Although Sal Mineo was later twice nominated for Oscars, his career peaked when he was sixteen, playing Rebel Without a Cause's geeky Plato, a universal touchstone for anyone who's ever harbored a crush on James Dean. As if it wouldn't be exhilarating and nerve-wracking enough in 1955 to be a gay Sicilian sixteen year-old acting opposite the blond, bi twenty-four year-old superstar and Natalie Wood, Mineo was also having an affair with the director, Nicholas Ray, who was forty-four. It was all downhill from there. Mineo was praised for his stage roles and for his work in Exodus and Who Killed Teddy Bear? and he recorded a couple albums with two Top 40 hits, but he had been typecast and his moment had passed. Hollywood's sensitive, gay teen devolved into television's deranged psycho killer on Hawaii Five-O, Columbo, S.W.A.T., Police Story, and Ellery Queen. When he was thirty-seven, walking at night through an alley near his home in West Hollywood, he was stabbed once in a botched mugging, and died. John Lennon offered a cash reward to find his killer. Many people, including Mineo's family, believe the courts convicted the wrong man, who had confessed and recanted, was released in 1990, and was reincarcerated for parole violations. In Thebes' queer lit poll Kevin Killian praised Michael Michaud's new biography [[Kindle]] as one of the year's best.
When it comes to southern California fiction of sex and violence, Brett Easton Ellis is the popular one and Dennis Cooper is the artist. In 1968, when he was fifteen, he read 120 Days of Sodom and wrote his own de Sade-like 1,000 page novel set in high school. Thirty-nine years later, Cooper was award the Prix Sade in France for his tenth novel, The Sluts [no Kindle]. We'll never know how that first fiction compares to his mature work with his signal interest in transgressive behavior and exploited boundaries (alienated youth, predatory gay men, child abuse, sexual torture, eroticized murder, mutilation, satanic sacrifice, snuff porn, and drugs) because he was so afraid his mother would find his manuscript he burned it.
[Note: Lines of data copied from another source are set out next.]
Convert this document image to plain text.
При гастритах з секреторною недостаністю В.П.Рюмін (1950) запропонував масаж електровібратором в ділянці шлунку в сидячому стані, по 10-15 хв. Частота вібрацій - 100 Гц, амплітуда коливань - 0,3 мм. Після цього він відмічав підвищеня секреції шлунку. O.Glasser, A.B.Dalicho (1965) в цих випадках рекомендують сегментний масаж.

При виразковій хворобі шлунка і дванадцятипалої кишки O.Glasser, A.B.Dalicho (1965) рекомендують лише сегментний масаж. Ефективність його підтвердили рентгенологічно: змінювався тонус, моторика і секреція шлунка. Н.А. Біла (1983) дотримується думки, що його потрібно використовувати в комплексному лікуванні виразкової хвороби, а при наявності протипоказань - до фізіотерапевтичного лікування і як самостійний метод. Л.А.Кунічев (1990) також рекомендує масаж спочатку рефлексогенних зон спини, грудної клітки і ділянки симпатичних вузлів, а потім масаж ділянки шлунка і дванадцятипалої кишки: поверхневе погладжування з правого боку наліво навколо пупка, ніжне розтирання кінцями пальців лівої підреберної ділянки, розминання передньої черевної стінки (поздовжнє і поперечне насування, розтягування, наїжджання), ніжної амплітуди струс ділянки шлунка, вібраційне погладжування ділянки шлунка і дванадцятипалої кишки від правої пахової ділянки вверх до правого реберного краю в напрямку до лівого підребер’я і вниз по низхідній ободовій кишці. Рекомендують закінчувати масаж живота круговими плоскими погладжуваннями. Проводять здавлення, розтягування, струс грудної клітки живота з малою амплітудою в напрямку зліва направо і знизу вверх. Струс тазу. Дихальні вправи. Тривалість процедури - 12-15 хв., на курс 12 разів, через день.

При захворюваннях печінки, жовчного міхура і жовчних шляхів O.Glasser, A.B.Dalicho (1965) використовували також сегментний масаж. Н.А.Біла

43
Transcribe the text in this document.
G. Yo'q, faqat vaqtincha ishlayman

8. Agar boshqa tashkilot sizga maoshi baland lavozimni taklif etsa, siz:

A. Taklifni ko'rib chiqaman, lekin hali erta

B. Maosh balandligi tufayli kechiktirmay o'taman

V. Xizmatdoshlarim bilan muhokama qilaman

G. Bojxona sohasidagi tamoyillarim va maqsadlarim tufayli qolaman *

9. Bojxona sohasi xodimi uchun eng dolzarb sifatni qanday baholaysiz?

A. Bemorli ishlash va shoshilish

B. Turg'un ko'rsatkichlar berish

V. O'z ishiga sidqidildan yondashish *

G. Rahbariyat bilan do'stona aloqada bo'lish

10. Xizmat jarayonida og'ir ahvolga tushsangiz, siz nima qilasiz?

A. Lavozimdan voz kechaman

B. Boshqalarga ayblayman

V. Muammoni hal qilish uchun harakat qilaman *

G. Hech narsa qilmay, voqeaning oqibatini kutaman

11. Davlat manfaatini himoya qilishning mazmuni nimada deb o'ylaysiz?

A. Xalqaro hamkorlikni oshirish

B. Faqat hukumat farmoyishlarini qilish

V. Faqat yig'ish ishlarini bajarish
His George Miles cycle of novels -- Closer, Frisk, Try, Guide, Period [[Kindle]] -- has been translated into seventeen languages. A child of Pasadena, Cooper has lived in New York, Amsterdam, Los Angeles, and Paris. Whether or not you follow his fiction into its darker explorations, his blog is essential daily reading [NSFW]. Cooper is always writing, and when he's not, he's publishing important young newcomers through his own imprint at Akashic, Little House on the Bowery. Prominent among these is Derek McCormack's breakout Tod Browning fantasia, The Show That Smells. Next month comes Lonely Christopher's story collection, The Mechanics of Homosexual Intercourse.
For me to remember Sal Mino so fondly he must have been in a number of significant movies, in addition to Rebel, during the 50s. Of course with just one screen in town that ran the same movie for a week, we watched whatever came significant or not.